Ideal amplifiers (12%) (3 hours lectures, 2 hour tutorial, 3 hours practical)

• ideal amplifier models
• cascaded amplifiers
• voltage and current gains in decibels
• amplifier frequency response
• differential amplifiers
• common mode rejection ratio

Operational amplifiers (20%) (5 hours lectures, 2 hour tutorial, 3 hours practical)

• ideal operational amplifier
• summing-point constraint
• inverting amplifier – negative feedback
• inverting amplifier – positive feedback
• schmitt trigger circuit
• non-inverting amplifier
• voltage follower
• amplifier design using op amps
• op amp imperfections
• large signal operation
• understanding specifications

Diodes and diode circuits (16%) (4 hours lectures, 2 hour tutorial, 3 hours practical)

• diode characteristics
• load-line analysis
• ideal diode model
• assumed state analysis
• rectifier circuits
• wave-shaping circuits
• clamp circuits
• linear small-signal equivalent circuits
• DC circuit equivalent
• small AC signals

Bipolar junction transistors (16%) (4 hours lectures, 2 hour tutorial, 3 hours practical)

• common emitters
• secondary effects
• load-line analysis
• quiescient operating point
• inverting amplifier
• distortion and three regions
• models for three regions
• forward and inverted modes
• large signal DC circuit model
• BJT small-signal equivalent circuits
• BJT circuit analysis
• circuit bias and analysis
• common emitter amplifier and circuit analysis
• the emitter follower
• BJT as digital logic switch

Field-effect transistors (16%) (4 hours lectures, 2 hour tutorial, 3 hours practical)

• FET characteristics
• regions and boundary for operation
• channel-length modulation
• FETs load-line analysis
• FET quiescient operating point
• drain to source voltage and current
• distortion
• FET circuit analysis
• fixed plus self bias circuit
• gate loop
• FET bias circuits
• graphical solution for Q point
• fixed plus self bias circuit design
• FET small-signal equivalent analysis
• Q point in three regions
• complex equivalent circuits
• four example FET amplifier circuits and analysis

PSPICE (10%) (2 hours lectures, 1 hour tutorial, 3 hours practical)

• basics of PSPICE
• simple circuit design and analysis
• op amp circuit simulation
• diode circuit simulation
• BJT circuit simulation
• FET circuit simulation

Analog filters and resonant circuits (7%) (1.4 hours lectures, 1 hour tutorial)

• ideal active filter
• active filters
• butterworth filters
• filter circuit design and analysis
• resonant circuit analysis

Examples of practical circuits (3%) (0.6 hours lectures)

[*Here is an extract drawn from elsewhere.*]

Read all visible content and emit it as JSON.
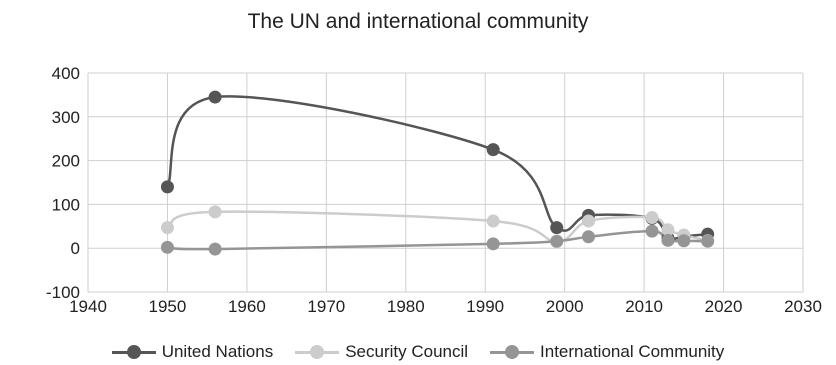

• simple circuits using the learned electronic components

Not applicable.

• Assignments 20%: to exercise and apply the individual topic knowledge learned; learning outcomes addressed 1, 2, 3, 4, 5, 6 and 7;
• Practicals 10%: to integrate, exercise and apply the learned knowledge to simulate and realise various circuits as well as to learn the use of electronic instruments; learning outcomes addressed 1,3 4, 5, 6 and 8;
• Final exam 70%: to test how well students have learned the knowledge covered and how well the knowledge could be applied to solve relevant engineering problems; objectives addressed 1, 2, 3, 4, 5, 6, 7 and 8;

Continuous assessment is required which needs the students to pass the assignments (averaged) and practicals (averaged) to sit for the final examination.

• Assignments: Assignments will be set and related to the topics described in Section 4.3 learning activity summary.
• Practicals/Simulations: The use of electronic instruments, RC circuits, operational amplifiers, diode circuits, BJT circuits, FET circuits, and PSPICE simulations will be carried out.
• Final exam: The final exam will be set to test the electronic knowledge learned.

Assignments and project report (hardcopy) need to be submitted with cover sheet to the submission box, which has the correct course label, located on level 2 of Engineering South Building before the deadline. Electronic copies of practical reports as well as simulation files (PSPICE .sch files) need to be submitted to the email address that will be specified at the beginning of the semester. Every one day late submission (both assignments and practical reports) will incur 10% mark deduction. Due dates may be extended with genuine reasons which needs to communicate with the lecturer face-to-face or by emails. The turn-around timeline on assessments and the provision of feedback is two weeks after the submission deadline.